Add to this the fact that liberals in America have lost control of the visible government (they still lurk in every nook and cranny of the federal and state bureacracies) and you can see why religion is such a bad thing to them. The problem cannot be with the liberal's intellectually-devised, reasonable agenda, it must be because some outside force opposes him. In the past, it was 'reactionaries', 'racists', 'the rich', 'capitalists', 'the nobility'. Today, it is the 'religious'. A liberal canot exist without an enemy to castigate. Today's liberal would have you believe that there is a conspiracy taking place, hatched in the backrooms of redneck churches in the wilds of the south, where snake-handling baptists, married-to-the-Pope Catholics and out-of-their-mind Evangelicals have gotten together in a sinsiter plot to undo all the 'progress' of the last 200 years. The conspirators even have names and faces: George W. Bush, Bill Frist, Tom DeLay, Newt Gingrich, Jerry Falwell.

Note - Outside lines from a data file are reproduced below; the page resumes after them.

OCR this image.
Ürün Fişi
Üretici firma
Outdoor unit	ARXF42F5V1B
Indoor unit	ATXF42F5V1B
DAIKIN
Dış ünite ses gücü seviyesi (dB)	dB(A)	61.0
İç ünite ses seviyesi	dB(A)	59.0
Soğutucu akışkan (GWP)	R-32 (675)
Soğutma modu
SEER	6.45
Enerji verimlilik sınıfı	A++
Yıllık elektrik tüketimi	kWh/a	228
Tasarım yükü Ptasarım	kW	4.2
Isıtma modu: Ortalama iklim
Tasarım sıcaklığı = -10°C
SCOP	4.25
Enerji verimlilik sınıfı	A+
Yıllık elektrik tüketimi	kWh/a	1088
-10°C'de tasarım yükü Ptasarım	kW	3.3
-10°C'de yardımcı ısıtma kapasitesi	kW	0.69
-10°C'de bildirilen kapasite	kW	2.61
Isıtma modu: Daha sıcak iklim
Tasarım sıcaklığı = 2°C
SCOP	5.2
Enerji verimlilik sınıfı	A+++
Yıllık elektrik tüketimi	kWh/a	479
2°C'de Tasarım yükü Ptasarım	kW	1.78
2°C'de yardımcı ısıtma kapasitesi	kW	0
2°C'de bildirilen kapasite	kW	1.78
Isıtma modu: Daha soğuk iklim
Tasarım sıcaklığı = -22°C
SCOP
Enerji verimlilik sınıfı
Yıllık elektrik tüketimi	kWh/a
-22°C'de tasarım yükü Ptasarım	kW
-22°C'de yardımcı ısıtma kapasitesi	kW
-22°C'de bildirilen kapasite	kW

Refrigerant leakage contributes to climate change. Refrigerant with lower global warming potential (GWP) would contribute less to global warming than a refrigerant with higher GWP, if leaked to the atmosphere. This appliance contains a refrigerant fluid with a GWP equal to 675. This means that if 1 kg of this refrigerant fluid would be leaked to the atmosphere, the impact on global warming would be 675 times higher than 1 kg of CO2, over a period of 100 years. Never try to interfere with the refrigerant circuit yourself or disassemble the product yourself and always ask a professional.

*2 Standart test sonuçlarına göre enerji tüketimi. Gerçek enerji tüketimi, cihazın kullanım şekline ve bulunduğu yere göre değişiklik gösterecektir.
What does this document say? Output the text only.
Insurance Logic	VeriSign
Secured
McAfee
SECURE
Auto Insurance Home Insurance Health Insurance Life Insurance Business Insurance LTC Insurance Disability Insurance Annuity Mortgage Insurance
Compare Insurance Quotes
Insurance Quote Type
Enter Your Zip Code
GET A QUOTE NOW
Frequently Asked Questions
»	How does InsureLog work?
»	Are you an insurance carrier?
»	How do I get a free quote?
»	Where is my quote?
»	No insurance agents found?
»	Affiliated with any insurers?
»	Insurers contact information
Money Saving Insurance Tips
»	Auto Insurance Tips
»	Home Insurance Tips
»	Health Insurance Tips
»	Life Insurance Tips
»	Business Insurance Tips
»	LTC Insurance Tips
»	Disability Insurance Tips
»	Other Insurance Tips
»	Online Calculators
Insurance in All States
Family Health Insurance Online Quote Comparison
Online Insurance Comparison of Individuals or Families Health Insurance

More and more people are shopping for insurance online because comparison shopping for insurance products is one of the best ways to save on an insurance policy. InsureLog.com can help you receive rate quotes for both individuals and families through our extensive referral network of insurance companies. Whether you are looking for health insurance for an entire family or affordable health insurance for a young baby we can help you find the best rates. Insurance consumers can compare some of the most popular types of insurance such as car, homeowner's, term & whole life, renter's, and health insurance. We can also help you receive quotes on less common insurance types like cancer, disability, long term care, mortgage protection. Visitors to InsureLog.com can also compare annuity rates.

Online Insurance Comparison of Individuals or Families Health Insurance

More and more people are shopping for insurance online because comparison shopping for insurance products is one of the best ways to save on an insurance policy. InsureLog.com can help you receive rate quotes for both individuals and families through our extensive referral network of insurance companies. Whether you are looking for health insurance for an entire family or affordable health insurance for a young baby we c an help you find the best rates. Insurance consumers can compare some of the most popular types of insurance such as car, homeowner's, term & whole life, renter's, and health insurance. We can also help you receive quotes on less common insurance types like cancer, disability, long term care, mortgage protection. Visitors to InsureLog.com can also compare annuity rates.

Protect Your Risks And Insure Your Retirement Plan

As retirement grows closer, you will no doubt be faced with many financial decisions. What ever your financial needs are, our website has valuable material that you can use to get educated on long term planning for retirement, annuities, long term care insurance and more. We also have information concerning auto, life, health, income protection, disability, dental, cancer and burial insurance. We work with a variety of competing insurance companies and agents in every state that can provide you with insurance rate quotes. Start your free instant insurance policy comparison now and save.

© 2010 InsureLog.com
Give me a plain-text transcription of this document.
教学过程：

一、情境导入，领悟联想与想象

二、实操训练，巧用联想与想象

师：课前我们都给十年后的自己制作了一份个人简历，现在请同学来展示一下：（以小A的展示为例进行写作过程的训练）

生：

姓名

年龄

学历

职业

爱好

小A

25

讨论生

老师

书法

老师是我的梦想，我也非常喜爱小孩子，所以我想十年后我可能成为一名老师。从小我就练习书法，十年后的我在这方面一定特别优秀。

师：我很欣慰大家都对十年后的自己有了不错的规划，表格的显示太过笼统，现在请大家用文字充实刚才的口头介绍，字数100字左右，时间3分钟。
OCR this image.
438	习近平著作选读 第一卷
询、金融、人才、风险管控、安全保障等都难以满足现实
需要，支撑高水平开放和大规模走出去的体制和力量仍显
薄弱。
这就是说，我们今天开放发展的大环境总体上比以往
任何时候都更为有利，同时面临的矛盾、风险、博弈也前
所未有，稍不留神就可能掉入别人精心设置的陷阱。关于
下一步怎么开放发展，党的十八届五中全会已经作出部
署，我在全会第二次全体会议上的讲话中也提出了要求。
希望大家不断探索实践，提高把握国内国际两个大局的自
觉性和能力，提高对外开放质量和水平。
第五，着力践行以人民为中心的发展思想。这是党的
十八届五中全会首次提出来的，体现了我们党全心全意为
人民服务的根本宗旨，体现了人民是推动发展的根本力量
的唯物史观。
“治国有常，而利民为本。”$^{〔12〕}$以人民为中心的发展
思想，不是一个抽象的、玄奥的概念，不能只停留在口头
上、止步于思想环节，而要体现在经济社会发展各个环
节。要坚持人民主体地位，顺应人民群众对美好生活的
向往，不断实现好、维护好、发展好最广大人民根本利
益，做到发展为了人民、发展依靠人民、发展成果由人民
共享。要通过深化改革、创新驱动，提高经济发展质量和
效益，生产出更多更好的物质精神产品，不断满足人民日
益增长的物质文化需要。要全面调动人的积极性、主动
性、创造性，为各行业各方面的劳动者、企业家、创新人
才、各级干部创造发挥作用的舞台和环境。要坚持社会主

This religiously fanatic cabal will infiltrate and overthrow all the institutions of American government, and institute an age of radical theology, the likes of which haven't been seen since the Iranian Revolution of 1979 or the Intifada of the 1990's. We will become a nation of religious zealots, every bit as dangerous to it's enemies (read: homosexuals, feminists, minorities, democrats, socialists, college professors, etc) as the fearsome forces of Osama Bin Laden are to us now. To point out that the pposite was true, that liberal fundamentalists have infiltrated the institutions of America, is a lie that must be treated as something akin to a killing offense.

That's why the courts must be 'saved' from fundamentalist Christians who don't believe the Constitution to be an 'evolving' document. Heck, if all documents are 'evolving' then I guess I have 'evolved' to the point where I can take upon myself to stop paying my credit card debt, despite the legally-binding contract I've signed. Times have changed and the credit people have to change with them. Forty years of 'progress' in which we can kill our unborn children because we feel like it, or not pay half our incomes to a remote and uncaring government which will use the funds to further control us, is in danger of being washed away. The liberal vision of America is being wiped away with the same attention to detail as one gives to wiping one's nose.

The democrats and liberals have lost at the ballot box. Their ideas have been rejected, their agenda has been tried and found to be wanting, and the last vestige of hope for them lies in getting the courts to do what the legislatures cannot. Anyone who professes anything approaching religious faith, independant thinking, definite notions of morality, justice and conscience, anyone who believe in the power of a free market, rather than government, to improve the lot of their fellow men must be stopped. At all costs.

Liberals claim to not believe in religion. They will pointot examples of history where religion led people to do harm to their fellow men: the Inquisition and the Crusades are favorite examples. They do this while conveniently ignoring the evils of Islam, the perversion of Shinto that led to Emperor Worship, war and slaughter in Asia. They never point to the 'cult of personality' that brought us Hitler, Mao and Stalin.

But it seems to me that while a liberal insists that he believes there should be a wide gulf between religion and ideology, it becomes ever more apparent that his ideology IS his religion.